Golongan asy’ariyah percaya bahwa al-qur’an atau kalam Allah itu
abadi (qadim). Al-quran merupakan perintah tuhan. kata kreatif kun(ada!)
merupakan seluruh bentuk sifat kata yang abadi. Untuk menjelaskan hal
ini, mereka merujuk firman allah berikut ini:
Artinya:
“Sesungguhnya perintah-Nya apabila dia menghendaki sesuatu hanyalah
berkata kepadanya: “Jadilah!” maka terjadilah ia. (Q.S Yasin [36]: 82)

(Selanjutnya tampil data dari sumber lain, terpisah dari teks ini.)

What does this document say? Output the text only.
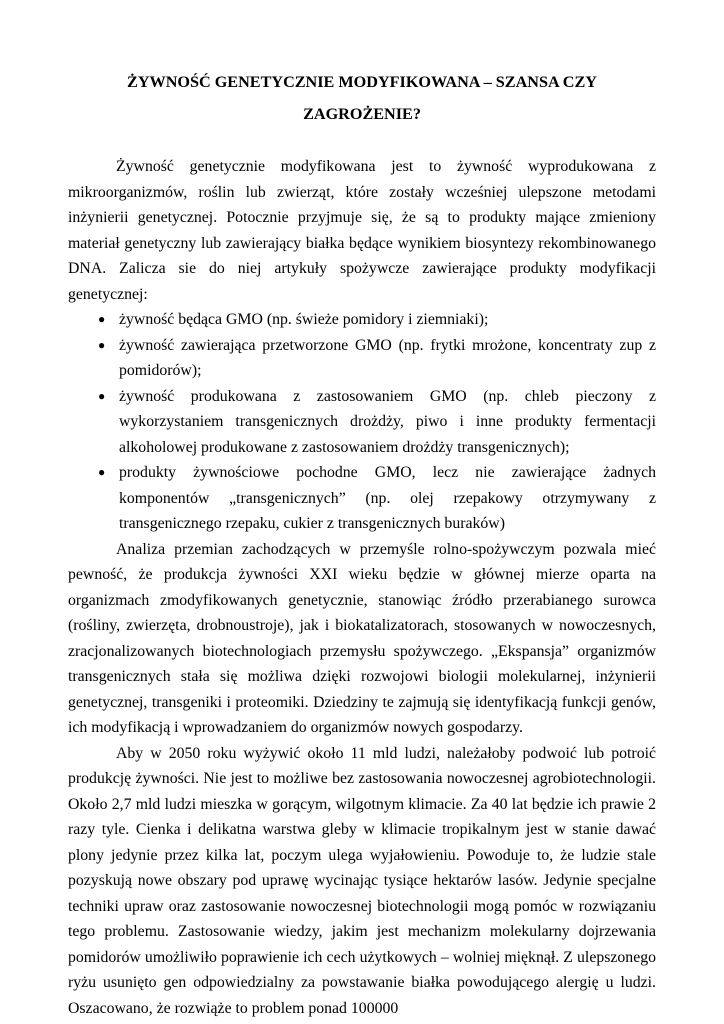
ŻYWNOŚĆ GENETYCZNIE MODYFIKOWANA – SZANSA CZY ZAGROŻENIE?

Żywność genetycznie modyfikowana jest to żywność wyprodukowana z mikroorganizmów, roślin lub zwierząt, które zostały wcześniej ulepszone metodami inżynierii genetycznej. Potocznie przyjmuje się, że są to produkty mające zmieniony materiał genetyczny lub zawierający białka będące wynikiem biosyntezy rekombinowanego DNA. Zalicza sie do niej artykuły spożywcze zawierające produkty modyfikacji genetycznej:

● żywność będąca GMO (np. świeże pomidory i ziemniaki);
● żywność zawierająca przetworzone GMO (np. frytki mrożone, koncentraty zup z pomidorów);
● żywność produkowana z zastosowaniem GMO (np. chleb pieczony z wykorzystaniem transgenicznych drożdży, piwo i inne produkty fermentacji alkoholowej produkowane z zastosowaniem drożdży transgenicznych);
● produkty żywnościowe pochodne GMO, lecz nie zawierające żadnych komponentów „transgenicznych” (np. olej rzepakowy otrzymywany z transgenicznego rzepaku, cukier z transgenicznych buraków)

Analiza przemian zachodzących w przemyśle rolno-spożywczym pozwala mieć pewność, że produkcja żywności XXI wieku będzie w głównej mierze oparta na organizmach zmodyfikowanych genetycznie, stanowiąc źródło przerabianego surowca (rośliny, zwierzęta, drobnoustroje), jak i biokatalizatorach, stosowanych w nowoczesnych, zracjonalizowanych biotechnologiach przemysłu spożywczego. „Ekspansja” organizmów transgenicznych stała się możliwa dzięki rozwojowi biologii molekularnej, inżynierii genetycznej, transgeniki i proteomiki. Dziedziny te zajmują się identyfikacją funkcji genów, ich modyfikacją i wprowadzaniem do organizmów nowych gospodarzy.

Aby w 2050 roku wyżywić około 11 mld ludzi, należałoby podwoić lub potroić produkcję żywności. Nie jest to możliwe bez zastosowania nowoczesnej agrobiotechnologii. Około 2,7 mld ludzi mieszka w gorącym, wilgotnym klimacie. Za 40 lat będzie ich prawie 2 razy tyle. Cienka i delikatna warstwa gleby w klimacie tropikalnym jest w stanie dawać plony jedynie przez kilka lat, poczym ulega wyjałowieniu. Powoduje to, że ludzie stale pozyskują nowe obszary pod uprawę wycinając tysiące hektarów lasów. Jedynie specjalne techniki upraw oraz zastosowanie nowoczesnej biotechnologii mogą pomóc w rozwiązaniu tego problemu. Zastosowanie wiedzy, jakim jest mechanizm molekularny dojrzewania pomidorów umożliwiło poprawienie ich cech użytkowych – wolniej mięknął. Z ulepszonego ryżu usunięto gen odpowiedzialny za powstawanie białka powodującego alergię u ludzi. Oszacowano, że rozwiąże to problem ponad 100000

Menurut golongan Asy’ariyah, ayat diatas menunjukan bahwa
adanya perintah kreatif dan perkataan kreatif kun mendahului segala yang
eksis (ada) di alam. Disamping itu,dengan berpijak pada firman Allah
berikut ini:
Artinya:
“Dan di antara tanda-tanda kekuasaan-Nya ialah berdirinya langit dan
bumi dengan iradat-Nya. Kemudian apabila Dia memanggil kamu sekali
panggil dari bum, seketika itu (juga) kamu keluar (dari kubur) (Q.S.
Arrum [30]: 25)
Dengan ayat ini, mereka berdalih bahwa perintah Tuhan bukan
hanya merupakan alat pencipta, tetapi juga pokok penegak ciptaan-Nya.
Menegaskan ke maha kuasaan Tuhan sebagai Pencipta dan Pemelihara
alam semesta. Namun, ayat-ayat ini telah dibelokan maknanya oleh
golongan Asy’ariyah untuk mendukung gagasan keabadian Al-Quran,
sebagai tanggapan terhadap pandangan kalangan Mu’tazilah. Teori
golongan Asy’ariyah tentang keabadian Al-Quran dalam kenyataannya,
senada dan berada dibawah pengaruh teori-teori teolog Kristen dan
pengikut aliran Stoa tentang logos. Perintah Tuhan dan tata kreatif
(logos) dijelmakan serta diberi kekuasaan untuk menciptakan dan
memelihara apa yang telah diciptakan. Selanjutnya logos dalam satu hal
identik dengan Tuhan, dan dalam hal lainnya berbeda dengan Tuhan.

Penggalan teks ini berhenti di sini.